The finance ministry needed this law to meet the conditions of the Financial Action Task Force (FATF).
The draft law that was approved by the National Assembly and its standing committee but was objected by the upper house’s committee, saying that it would give extraordinary power to Federal Investigation Agency (FIA) to arrest anyone without any notice and arrest warrant.
However, after recommending a few changes, the Senate committee, chaired by Senator Farooq H Naik, approved the Anti-Money Laundering Bill 2019.
Earlier, Financial Monitoring Unit (FMU) Director General Mansoor Siddique briefed the committee on the proposed bill. He said that the government has proposed to attach for one year the properties of those people who had charges of money laundering.
The parliamentary panel approved the proposal to attach properties for six months to one year during investigations.
Taking another major decision, the Senate committee approved the initial investigation into money laundering cases by the FMU instead of other law enforcement agencies like FIA and police.
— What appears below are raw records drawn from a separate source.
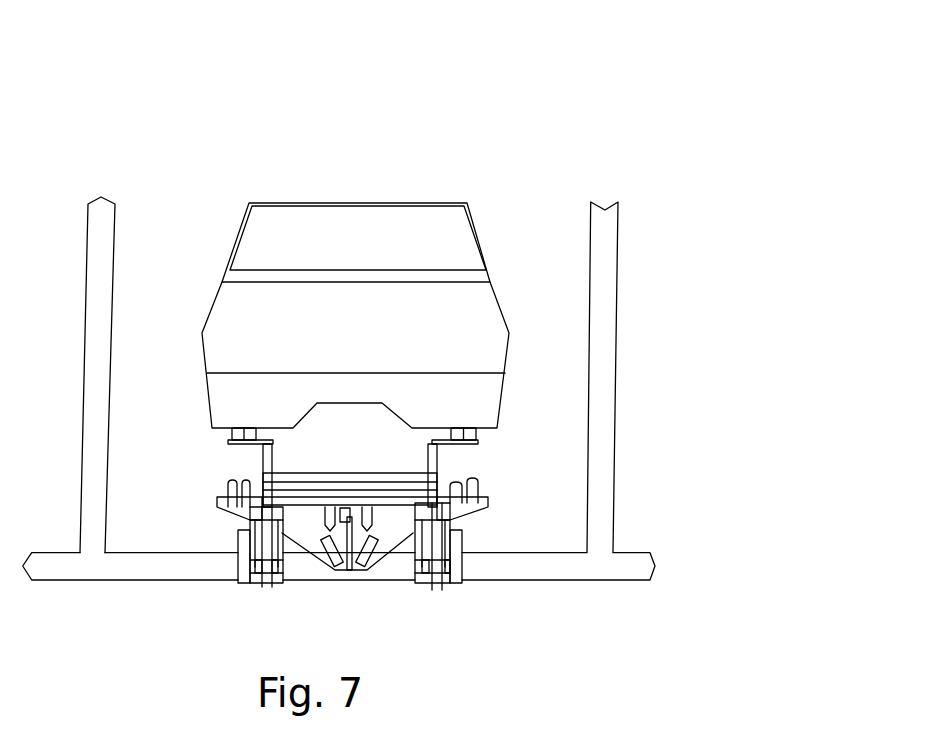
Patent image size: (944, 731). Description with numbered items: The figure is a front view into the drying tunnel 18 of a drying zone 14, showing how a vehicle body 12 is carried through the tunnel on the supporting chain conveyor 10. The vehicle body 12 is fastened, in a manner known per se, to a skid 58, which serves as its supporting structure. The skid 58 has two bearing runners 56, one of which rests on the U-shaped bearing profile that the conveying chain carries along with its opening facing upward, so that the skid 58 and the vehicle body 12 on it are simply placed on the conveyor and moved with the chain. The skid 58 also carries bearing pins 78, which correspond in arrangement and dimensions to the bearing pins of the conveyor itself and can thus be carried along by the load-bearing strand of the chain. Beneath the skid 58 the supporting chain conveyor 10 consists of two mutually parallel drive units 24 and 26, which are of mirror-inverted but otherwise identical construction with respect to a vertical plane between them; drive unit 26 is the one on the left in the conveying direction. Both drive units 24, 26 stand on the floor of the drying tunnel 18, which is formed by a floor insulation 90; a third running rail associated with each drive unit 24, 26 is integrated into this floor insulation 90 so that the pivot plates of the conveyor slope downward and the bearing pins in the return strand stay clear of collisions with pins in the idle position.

The supporting chain conveyor 10 is at (224, 568).
The vehicle body 12 is at (427, 223).
The drying zone 14 is at (590, 108).
The drying tunnel 18 is at (604, 288).
The drive unit 24 is at (253, 586).
The drive unit 26 is at (438, 585).
The bearing runner 56 is at (258, 486).
The skid 58 is at (384, 468).
The bearing pin 78 is at (258, 430).
The floor insulation 90 is at (393, 570).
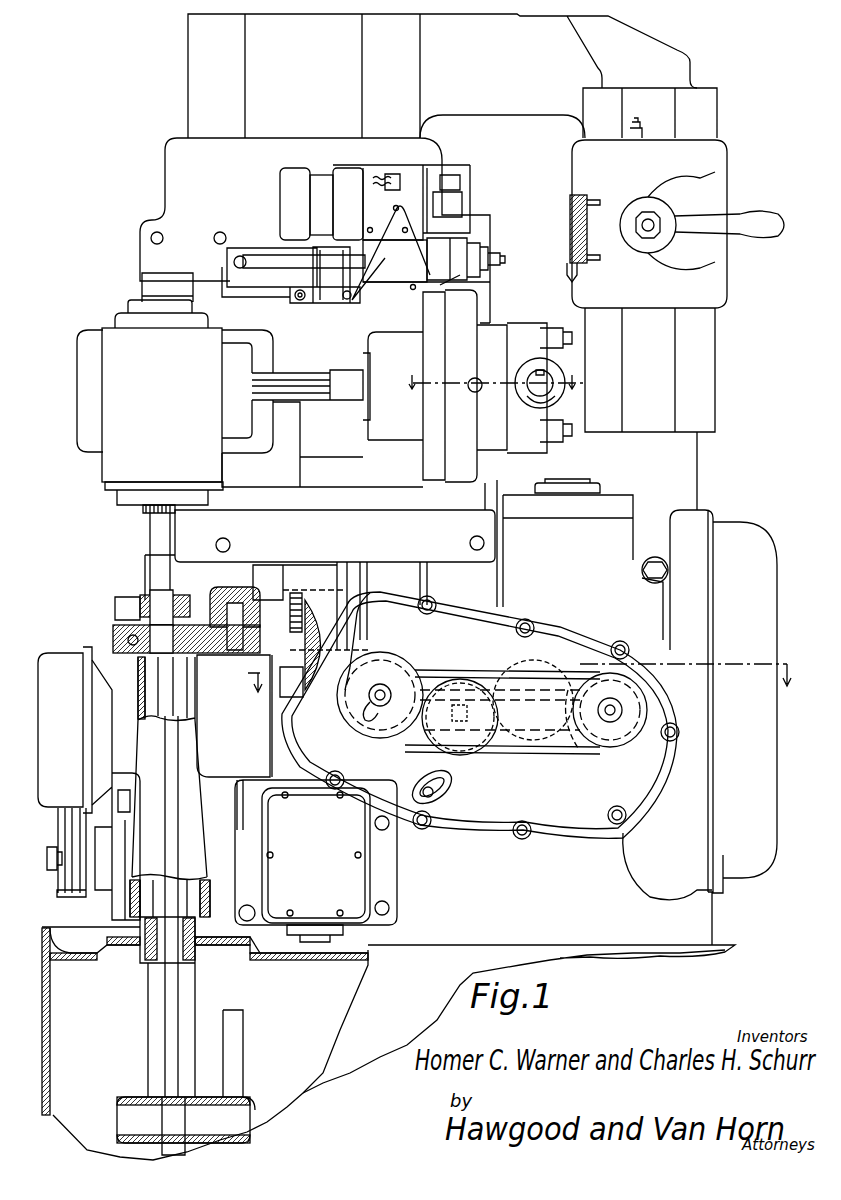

The committee further approved a 10-year sentence for money laundering, against the existing punishment of one to 10 years, besides a penalty of Rs10 million. The committee, in its previous meeting, had decided to keep the imprisonment term unchanged at 1-10 years and approved an increase in the fine amount from Rs1 million to Rs5 million.
The senators had disagreed with the impression from the government side that these amendments would strengthen its position before the FATF. They remarked that these issues could easily be settled with a better exchange of information among the financial institutions and improved governance.